The next step forward is rolling out the data from the sister trials. The JADE COMPARE study has been submitted for publication in one major journal, and it should be published soon. The JADE REGIMEN study was an induction maintenance/randomised withdrawal study that will also inform prescribers and patients whether an induction maintenance regimen is a better option as opposed to continuous therapy. We completed our adolescent-only study (JADE TEEN) and the manuscript is being reviewed right now and it will be submitted to a dermatology journal also very soon. Atopic dermatitis patients will certainly benefit from having choices when requiring systemic therapy.

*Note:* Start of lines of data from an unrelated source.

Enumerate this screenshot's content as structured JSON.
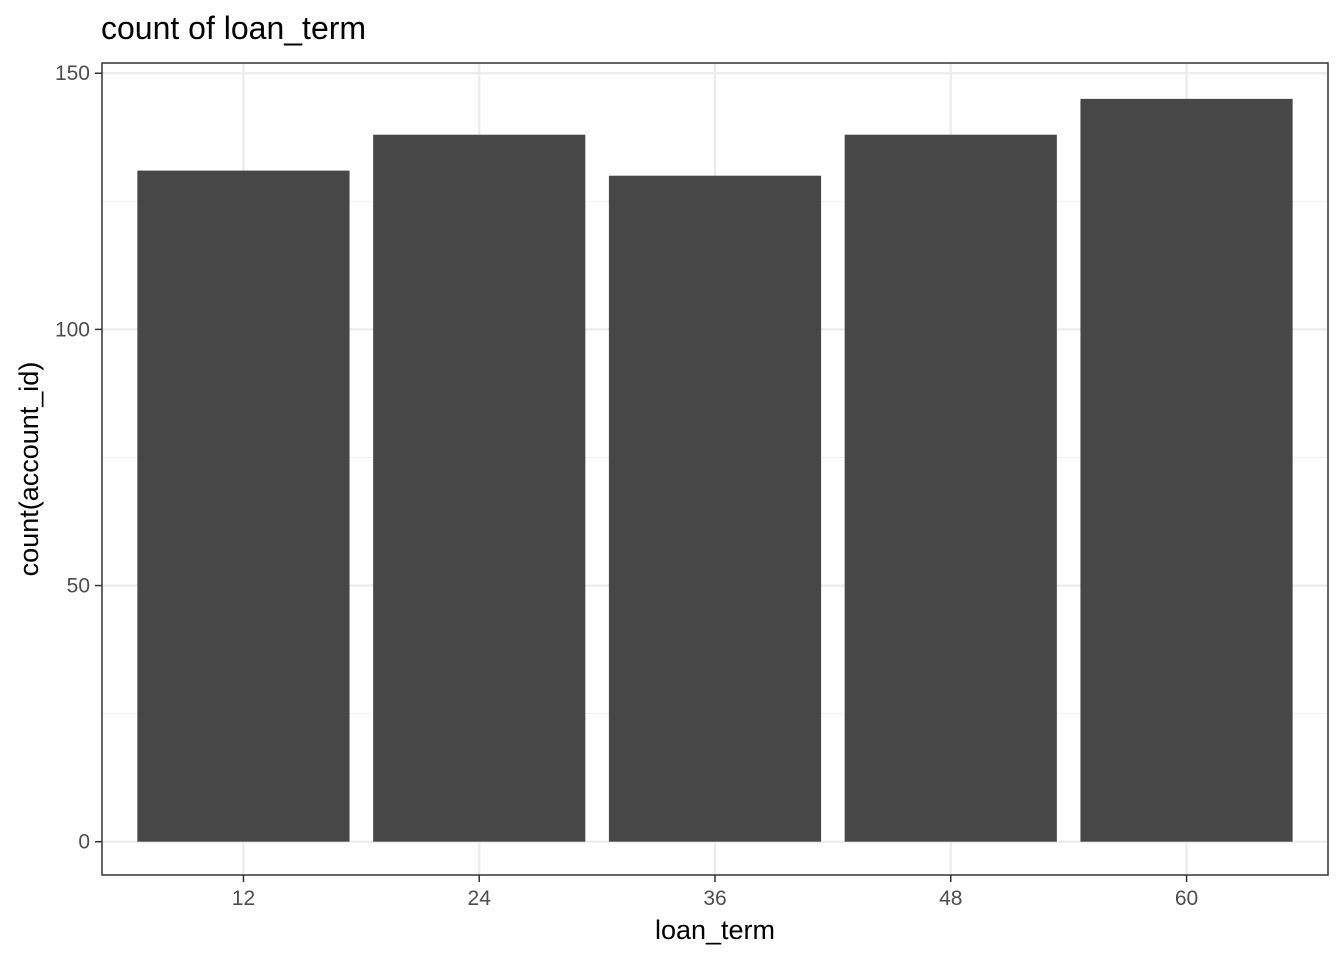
{
  "chart_data": {
    "type": "bar",
    "title": "count of loan_term",
    "xlabel": "loan_term",
    "ylabel": "count(account_id)",
    "categories": [
      "12",
      "24",
      "36",
      "48",
      "60"
    ],
    "values": [
      131,
      138,
      130,
      138,
      145
    ],
    "ylim": [
      -6.5,
      152
    ],
    "yticks": [
      0,
      50,
      100,
      150
    ],
    "yticks_minor": [
      25,
      75,
      125
    ],
    "bar_color": "#474747",
    "grid": true,
    "legend": "none",
    "theme": "bw"
  }
}
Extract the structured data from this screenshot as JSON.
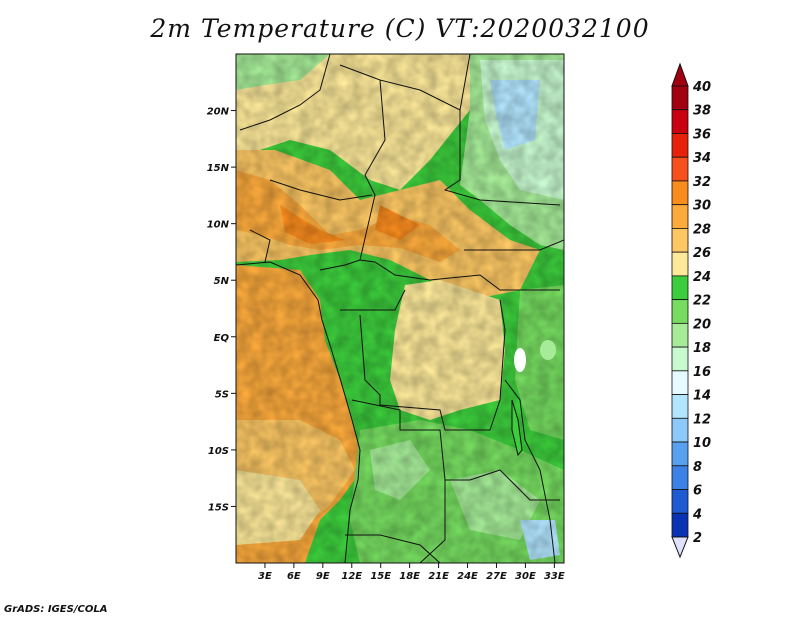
{
  "title": "2m Temperature (C) VT:2020032100",
  "credit": "GrADS: IGES/COLA",
  "map": {
    "lon_range": [
      0,
      34
    ],
    "lat_range": [
      -20,
      25
    ],
    "lon_ticks": [
      "3E",
      "6E",
      "9E",
      "12E",
      "15E",
      "18E",
      "21E",
      "24E",
      "27E",
      "30E",
      "33E"
    ],
    "lon_tick_values": [
      3,
      6,
      9,
      12,
      15,
      18,
      21,
      24,
      27,
      30,
      33
    ],
    "lat_ticks": [
      "20N",
      "15N",
      "10N",
      "5N",
      "EQ",
      "5S",
      "10S",
      "15S"
    ],
    "lat_tick_values": [
      20,
      15,
      10,
      5,
      0,
      -5,
      -10,
      -15
    ]
  },
  "colorbar": {
    "labels": [
      "40",
      "38",
      "36",
      "34",
      "32",
      "30",
      "28",
      "26",
      "24",
      "22",
      "20",
      "18",
      "16",
      "14",
      "12",
      "10",
      "8",
      "6",
      "4",
      "2"
    ],
    "colors": [
      "#a0000f",
      "#c8000f",
      "#e6220a",
      "#f5501e",
      "#fa8c1e",
      "#fcaa3c",
      "#fdc864",
      "#fde99a",
      "#3ccd3c",
      "#76dc60",
      "#a6ec98",
      "#c8fad0",
      "#e6fbff",
      "#b2e6ff",
      "#8cc8f8",
      "#5aa0f0",
      "#3c82e6",
      "#1e5ad2",
      "#0a32b4",
      "#101070"
    ],
    "top_arrow_color": "#a0000f",
    "bottom_arrow_color": "#e0e0ff"
  }
}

  1. Simpson EL, Sinclair R, Forman S, Wollenberg A, Aschoff R, Cork M, Bieber T, Thyssen JP, Yosipovitch G, Flohr C, Magnolo N, Maari C, Feeney C, Biswas P, Tatulych S, Valdez H, Rojo R. Efficacy and safety of abrocitinib in adults and adolescents with moderate-to-severe atopic dermatitis (JADE MONO-1): a multicentre, double-blind, randomised, placebo-controlled, phase 3 trial. Lancet. 2020 Jul 25;396(10246):255-266.
  2. Silverberg JI, Simpson EL, Thyssen JP, Gooderham M, Chan G, Feeney C, Biswas P, Valdez H, DiBonaventura M, Nduaka C, Rojo R. Efficacy and Safety of Abrocitinib in Patients With Moderate-to-Severe Atopic Dermatitis: A Randomized Clinical Trial. JAMA Dermatol. 2020 Aug 1;156(8):863-873
  3. Crowley EL, Nezamololama N, Papp K, Gooderham MJ. Abrocitinib for the treatment of atopic dermatitis. Expert Rev Clin Immunol. 2020 Oct 8:1-8.